COST-EFFECTIVENESS OF PULMONARY VEIN ABLATION FOR ATRIAL FIBRILLATION IN CANADA

Monday, October 24, 2011
Grand Ballroom AB (Hyatt Regency Chicago)
Poster Board # 44
(ESP) Applied Health Economics, Services, and Policy Research

Gordon Blackhouse, MSc.1, Nazila Assasi, MD, PhD2, Feng Xie, PhD1, Diana Robertson1, Kathryn Gaebel3, Jeff S. Healey1, Daria J. O'Reilly, PhD, MSc1, J. Tarride1 and Ron Goeree1, (1)McMaster University, Hamilton, ON, Canada, (2)St. Joseph's Healthcare/McMaster University, Hamilton, ON, Canada, (3)St Josephs Healthcare, Hamilton, ON, Canada

Purpose: To assess, the cost-effectiveness of pulmonary vein ablation compared to anti-arrhythmic drug (AAD) treatment for patients with paroxysmal atrial fibrillation (AF) having previously failed on an AAD in Canada.
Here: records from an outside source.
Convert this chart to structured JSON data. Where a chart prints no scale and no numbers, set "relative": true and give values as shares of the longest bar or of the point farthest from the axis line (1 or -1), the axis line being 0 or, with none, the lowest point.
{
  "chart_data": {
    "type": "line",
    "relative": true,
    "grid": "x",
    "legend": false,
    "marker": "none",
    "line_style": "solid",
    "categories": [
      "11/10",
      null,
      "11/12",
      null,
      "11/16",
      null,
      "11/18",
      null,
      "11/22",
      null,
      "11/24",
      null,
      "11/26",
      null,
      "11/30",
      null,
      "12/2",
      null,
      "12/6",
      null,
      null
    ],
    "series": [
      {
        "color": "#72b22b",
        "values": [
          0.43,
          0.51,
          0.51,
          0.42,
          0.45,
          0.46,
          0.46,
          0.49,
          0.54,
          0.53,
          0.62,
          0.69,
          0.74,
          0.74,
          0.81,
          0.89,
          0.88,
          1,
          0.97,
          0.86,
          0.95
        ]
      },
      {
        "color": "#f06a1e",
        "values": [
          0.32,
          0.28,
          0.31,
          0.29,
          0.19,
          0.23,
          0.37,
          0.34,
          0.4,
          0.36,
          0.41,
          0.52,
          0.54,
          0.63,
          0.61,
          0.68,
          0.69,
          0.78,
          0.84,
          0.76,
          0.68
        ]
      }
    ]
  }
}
Method: A probabilistic economic model was developed to compare two AF treatment strategies: 1) pulmonary vein ablation 2) AAD (amiodarone 200mg/day).  At the end of the initial 12 month phase of the model, patients are classified as being either in normal sinus rhythm or with AF. The pooled probability of patients on AAD being in normal sinus rhythm after 12 months was estimated to be 0.26. The relative risk of being in normal sinus rhythm for patients receiving ablation compared to AAD (2.93) was estimated by pooling data from controlled randomized and non-randomized studies. The per patient ablation cost used in the model was $12,179 while the annual cost of AAD used was $433. In the long term Markov phase of the model, patients are at risk of ischemic stroke each 3 month model cycle.  Increased costs, increased mortality and decreased quality of life were assinged to patients after suffering a stroke. Patients with AF were assumed to have a 1.6 times increased risk of stroke compared to patients in normal sinus rhythm. A disutility of 0.046 was applied to patients while in   the AF health state during the long tore Markov model phase. These model parameters were derived from various literature sources.

Result: The model estimated that compared to the AAD strategy, ablation had $8,539 higher costs, 0.033 fewer strokes and 0.144 more QALYS over the 5 year time horizon. The incremental cost per QALY of ablation compared to AAD was estimated to be $59,194. The probability of ablation being cost effective for willingness to pay thresholds of $50,000 and $100,000 was estimated to be 0.89 and 0.90 respectively. Disutility of AF has a large impact on results. If the disutility while being in an AF health state is assumed to be 0.02 instead of 0.046, the cost per QALY of ablation became $101,083.

Conclusion: Based on current evidence, pulmonary vein ablation for treatment of AF is cost effective if decision makers willingness to pay for a QALY is $59,194 or higher. Cost-effectiveness results are sensitive to the disutility associated with AF.